"Well, I suppose you know!" she retorted. "Pretty shabby I thought it of you, too, after coming in and making such a fuss as you used to pretty well every afternoon. I don't like friends that treat you like that. Makes you careful when they come round again. I'd like to know what you've been doing?"
"Ah!" he said, "you will never know that. Perhaps I myself shall never know that really again. Get me a whiskey and soda, Maud. I want a drink."
"I should say you did!" the young woman declared, pertly. "Sitting there, looking struck all of a heap! Some woman, I expect, you've been gone on. You men are all the same. I've no patience with you—not a bit. If it wasn't," she added, taking down the whiskey bottle from the shelf, "that life's so precious dull without you, I wouldn't have a thing to say to you—no, not me nor Milly either! We were both talking about you and Mr. Waddington only a few nights ago, and of the two I'm not sure that he's not the worst. A man at his age ought to know his mind. Special Scotch—there you are, Mr. Burton. Hope it will do you good."

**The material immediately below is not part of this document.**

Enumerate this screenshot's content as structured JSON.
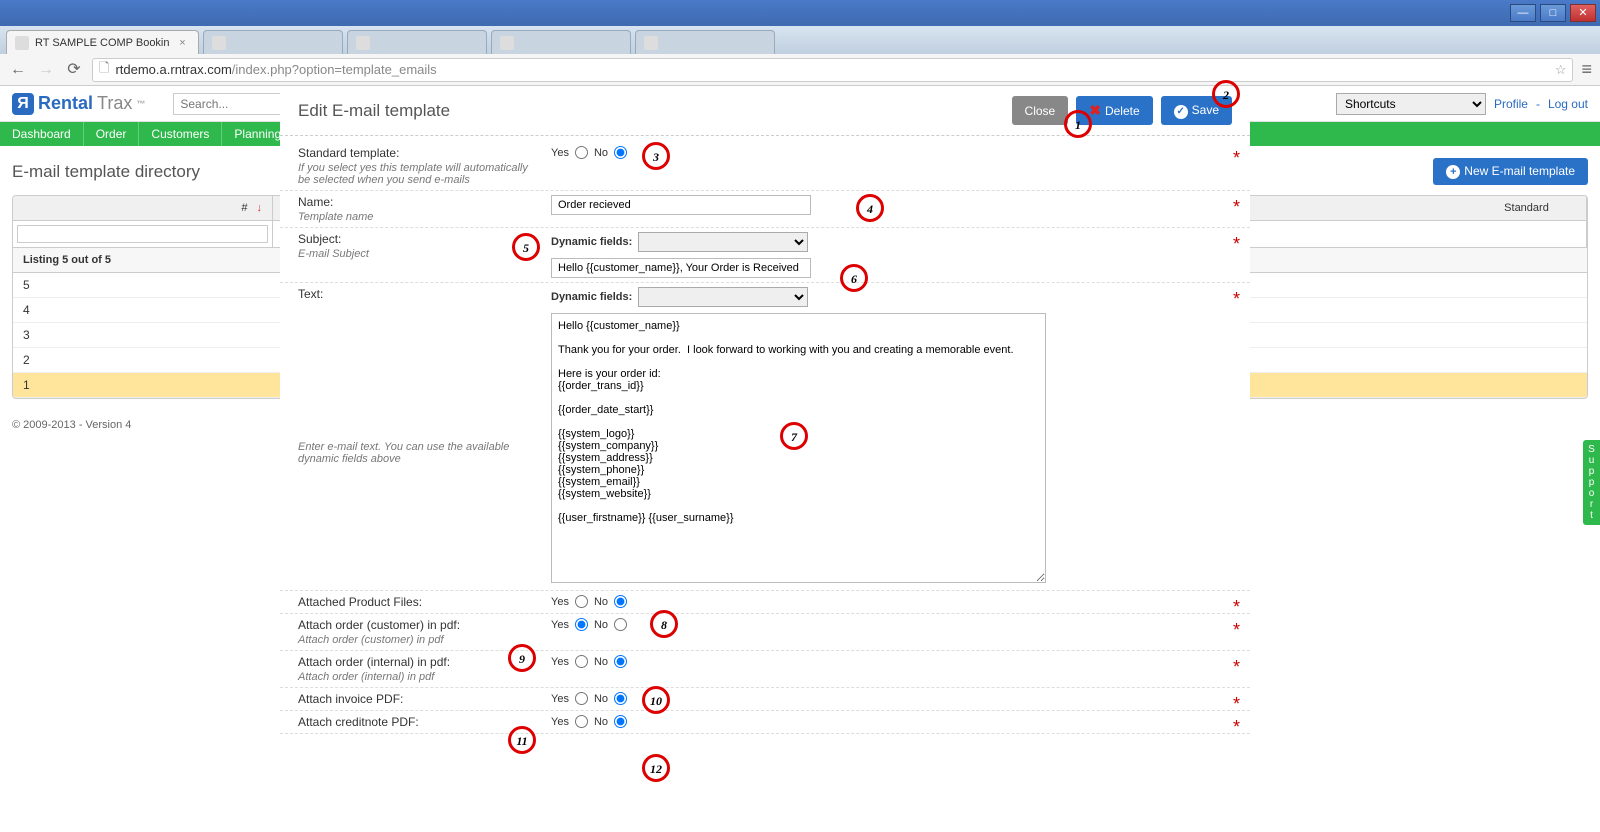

Burton drank his whiskey and soda as though he needed it. He was suddenly pale, and his fingers were idle upon the keys of the pianoforte. The girl looked at him curiously.
"Not quite yourself, are you?" she inquired. "Don't get chippy before this evening. I don't think I'll give you anything else to drink. When a gentleman takes me out, I like him to be at his best."
Burton came back. It was a long journey from the little corner of the world into which his thoughts had strayed, to the ornate, artificial-looking parlor, with the Turkey-carpet upon the floor and framed advertisements upon the walls.
"I am sorry," he said. "I had forgotten. I can't take you out to-night—I've got an engagement. How I shall keep it I don't know," he went on, half reminiscently, "but I've got to."
The young woman looked at him with rising color. "Well, I declare!" she exclaimed. "You're a nice one, you are! You come in for the first time for Lord knows how long, you agree to take me out this evening, and then, all of a sudden, back out of it! I've had enough of you, Mr. Burton. You can hook it as soon as you like."
Burton rose slowly to his feet.
"I am sorry," he said simply. "I suppose I am not quite myself to-day. I was just thinking how jolly it would be to take you out and have a little supper afterwards, when I remembered—I remembered—that engagement. I've got to go through with it."